Baruch Spinoza lo observó a la perfección en 1670: «Para el pueblo, religión significa rendir el máximo honor al clero».
Sin embargo, cuanto más se avanza en la madurez espiritual, más se comprende que la divinidad está mucho más allá de las enseñanzas y los ritos transmitidos por las religiones.
Es lo que enseña la experiencia de los místicos. San Gregorio de Nisa, padre de la Iglesia del siglo IV, escribe: «Allí está la divinidad, donde no llega la comprensión». Es decir, mientras haya comprensión, no puede haber una auténtica experiencia de Dios.
Un siglo más tarde, San Agustín dice lo mismo: «Si lo has comprendido, no es Dios».
Sin embargo, con mayor razón vuelve la pregunta sobre qué significa amar a Dios: ¿cómo puedo amar lo que no entiendo?
San Agustín se planteaba la pregunta dirigiéndose directamente a Dios: «¿Qué amo realmente cuando te amo?».
En la respuesta no menciona ni a la Iglesia, ni a la Biblia, ni a Jesús, sino que procede negando una serie de cosas bellas como objeto de su amor por Dios:
«No es la belleza del cuerpo, ni la gracia de la edad, ni el resplandor de la luz, ni las dulces melodías de los cantos, ni la fragancia de las flores, los ungüentos, los aromas, ni el maná y la miel, ni los miembros hechos para los abrazos carnales: no es esto lo que amo al amar a mi Dios».
Y luego continúa: «Sin embargo, al amar a mi Dios, amo una cierta luz y una cierta voz y un cierto perfume y un cierto alimento y un cierto abrazo».

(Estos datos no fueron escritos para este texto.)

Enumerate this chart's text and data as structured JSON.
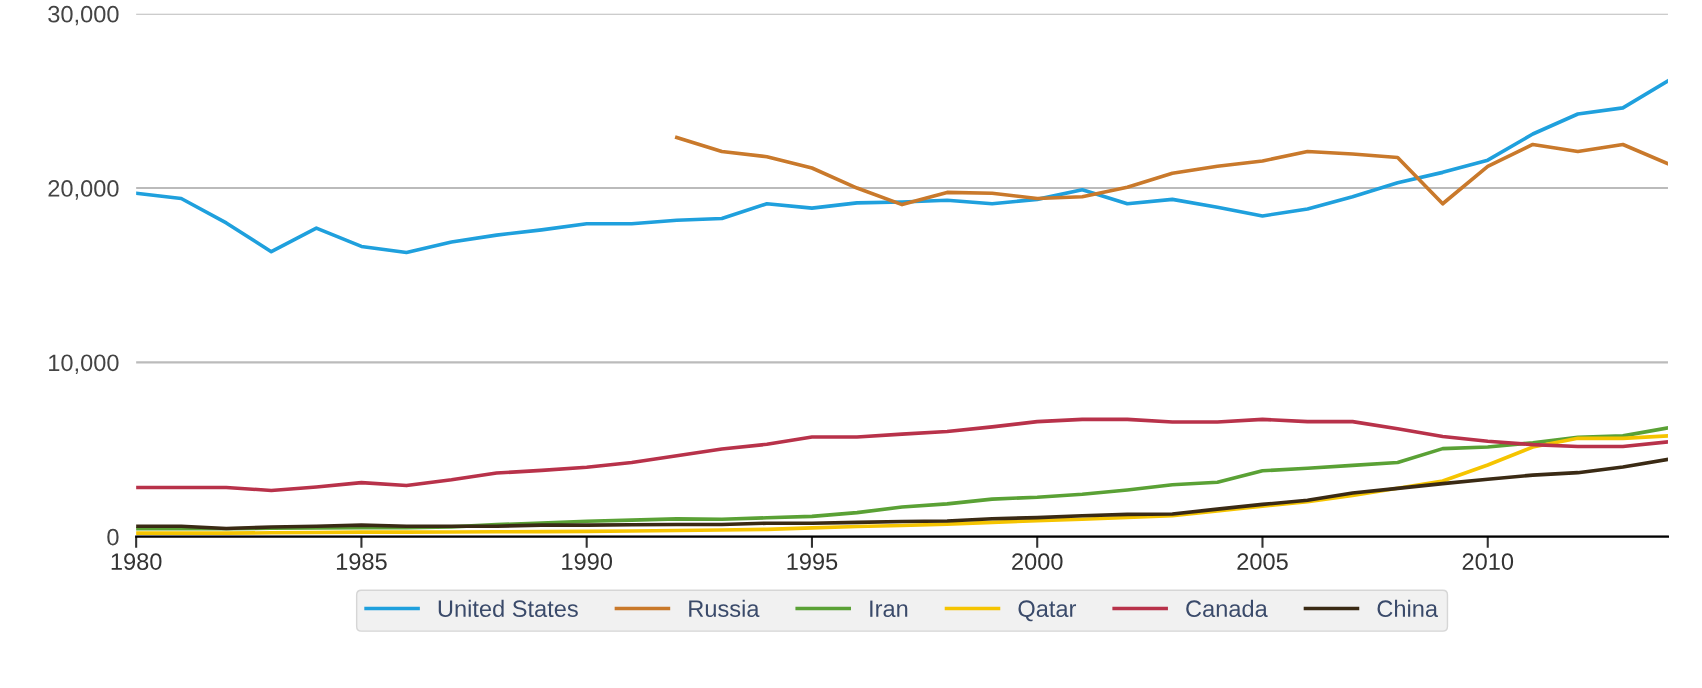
{
  "chart_data": {
    "type": "line",
    "x": [
      1980,
      1981,
      1982,
      1983,
      1984,
      1985,
      1986,
      1987,
      1988,
      1989,
      1990,
      1991,
      1992,
      1993,
      1994,
      1995,
      1996,
      1997,
      1998,
      1999,
      2000,
      2001,
      2002,
      2003,
      2004,
      2005,
      2006,
      2007,
      2008,
      2009,
      2010,
      2011,
      2012,
      2013,
      2014
    ],
    "series": [
      {
        "name": "United States",
        "color": "#1fa0dd",
        "values": [
          19700,
          19400,
          18000,
          16350,
          17700,
          16650,
          16300,
          16900,
          17300,
          17600,
          17950,
          17950,
          18150,
          18250,
          19100,
          18850,
          19150,
          19200,
          19300,
          19100,
          19350,
          19900,
          19100,
          19350,
          18900,
          18400,
          18800,
          19500,
          20300,
          20900,
          21600,
          23100,
          24250,
          24600,
          26150
        ]
      },
      {
        "name": "Russia",
        "color": "#c9792b",
        "values": [
          null,
          null,
          null,
          null,
          null,
          null,
          null,
          null,
          null,
          null,
          null,
          null,
          22900,
          22100,
          21800,
          21150,
          20000,
          19050,
          19750,
          19700,
          19400,
          19500,
          20050,
          20850,
          21250,
          21550,
          22100,
          21950,
          21750,
          19100,
          21250,
          22500,
          22100,
          22500,
          21400
        ]
      },
      {
        "name": "Iran",
        "color": "#5aa135",
        "values": [
          450,
          450,
          450,
          480,
          500,
          520,
          520,
          560,
          690,
          780,
          880,
          950,
          1020,
          1000,
          1080,
          1160,
          1380,
          1700,
          1880,
          2150,
          2260,
          2430,
          2680,
          2980,
          3120,
          3780,
          3920,
          4090,
          4250,
          5050,
          5140,
          5390,
          5700,
          5780,
          6240
        ]
      },
      {
        "name": "Qatar",
        "color": "#f5c400",
        "values": [
          200,
          200,
          200,
          220,
          240,
          260,
          260,
          270,
          280,
          290,
          300,
          320,
          350,
          380,
          420,
          500,
          580,
          640,
          720,
          820,
          920,
          1000,
          1100,
          1200,
          1470,
          1750,
          2000,
          2360,
          2780,
          3190,
          4110,
          5140,
          5640,
          5640,
          5780
        ]
      },
      {
        "name": "Canada",
        "color": "#b8324a",
        "values": [
          2820,
          2820,
          2820,
          2650,
          2850,
          3100,
          2930,
          3260,
          3650,
          3800,
          3980,
          4250,
          4640,
          5030,
          5300,
          5720,
          5720,
          5880,
          6030,
          6300,
          6600,
          6730,
          6730,
          6580,
          6580,
          6730,
          6600,
          6600,
          6190,
          5750,
          5470,
          5280,
          5170,
          5170,
          5440
        ]
      },
      {
        "name": "China",
        "color": "#3a2a14",
        "values": [
          600,
          600,
          470,
          550,
          600,
          660,
          600,
          600,
          600,
          660,
          660,
          680,
          700,
          700,
          770,
          770,
          820,
          870,
          900,
          1030,
          1090,
          1200,
          1280,
          1300,
          1580,
          1850,
          2090,
          2500,
          2770,
          3040,
          3290,
          3530,
          3670,
          4000,
          4430
        ]
      }
    ],
    "xlim": [
      1980,
      2014
    ],
    "xticks": [
      1980,
      1985,
      1990,
      1995,
      2000,
      2005,
      2010
    ],
    "ylim": [
      0,
      30000
    ],
    "yticks": [
      {
        "value": 0,
        "label": "0"
      },
      {
        "value": 10000,
        "label": "10,000"
      },
      {
        "value": 20000,
        "label": "20,000"
      },
      {
        "value": 30000,
        "label": "30,000"
      }
    ],
    "grid": "y",
    "legend": "bottom",
    "marker": "none",
    "line_style": "solid"
  }
}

Y precisa: «La luz, la voz, el perfume, el alimento y el abrazo del hombre interior que está en mí».
He aquí el punto: al amar a Dios, se ama la luz de nuestra interioridad. Es decir, la promesa de sentido, de belleza, de justicia, de bien, contenida en nuestra conciencia y en la que, en última instancia, consiste nuestra conciencia. Parece, pues, que entre el amor a Dios y el amor a uno mismo no hay oposición; al contrario, al amar a Dios se ama la luz del hombre interior que está en nosotros.
Muchos siglos después de San Agustín, reflexionando sobre el amor humano, el joven Hegel, a los 28 años, escribió: «El amor solo puede tener lugar cuando nos ponemos ante nuestro igual, ante el espejo y ante el eco de nuestra esencia». ¡Es exactamente la misma dinámica que captó Agustín con respecto al amor a Dios!
Amo a Dios y amo la luz del hombre interior que hay en mí. La amo (o lo amo) y amo la luz del hombre interior que hay en mí.
¿Egoísmo supremo? No, porque si amo salgo de mí mismo, hay un cambio de estado: pero este cambio es en realidad plenitud. Nos realizamos cuando nos unimos con nuestra mitad, recreando al hombre original, según el mito de Platón narrado en “El banquete”; y nos realizamos cuando nos unimos con la promesa de sentido, belleza, justicia y amor que transmite el concepto de Dios.
La separación entre amor sagrado y amor profano desaparece en este punto, porque cuando se desciende a lo más profundo, el amor es siempre y solo sagrado.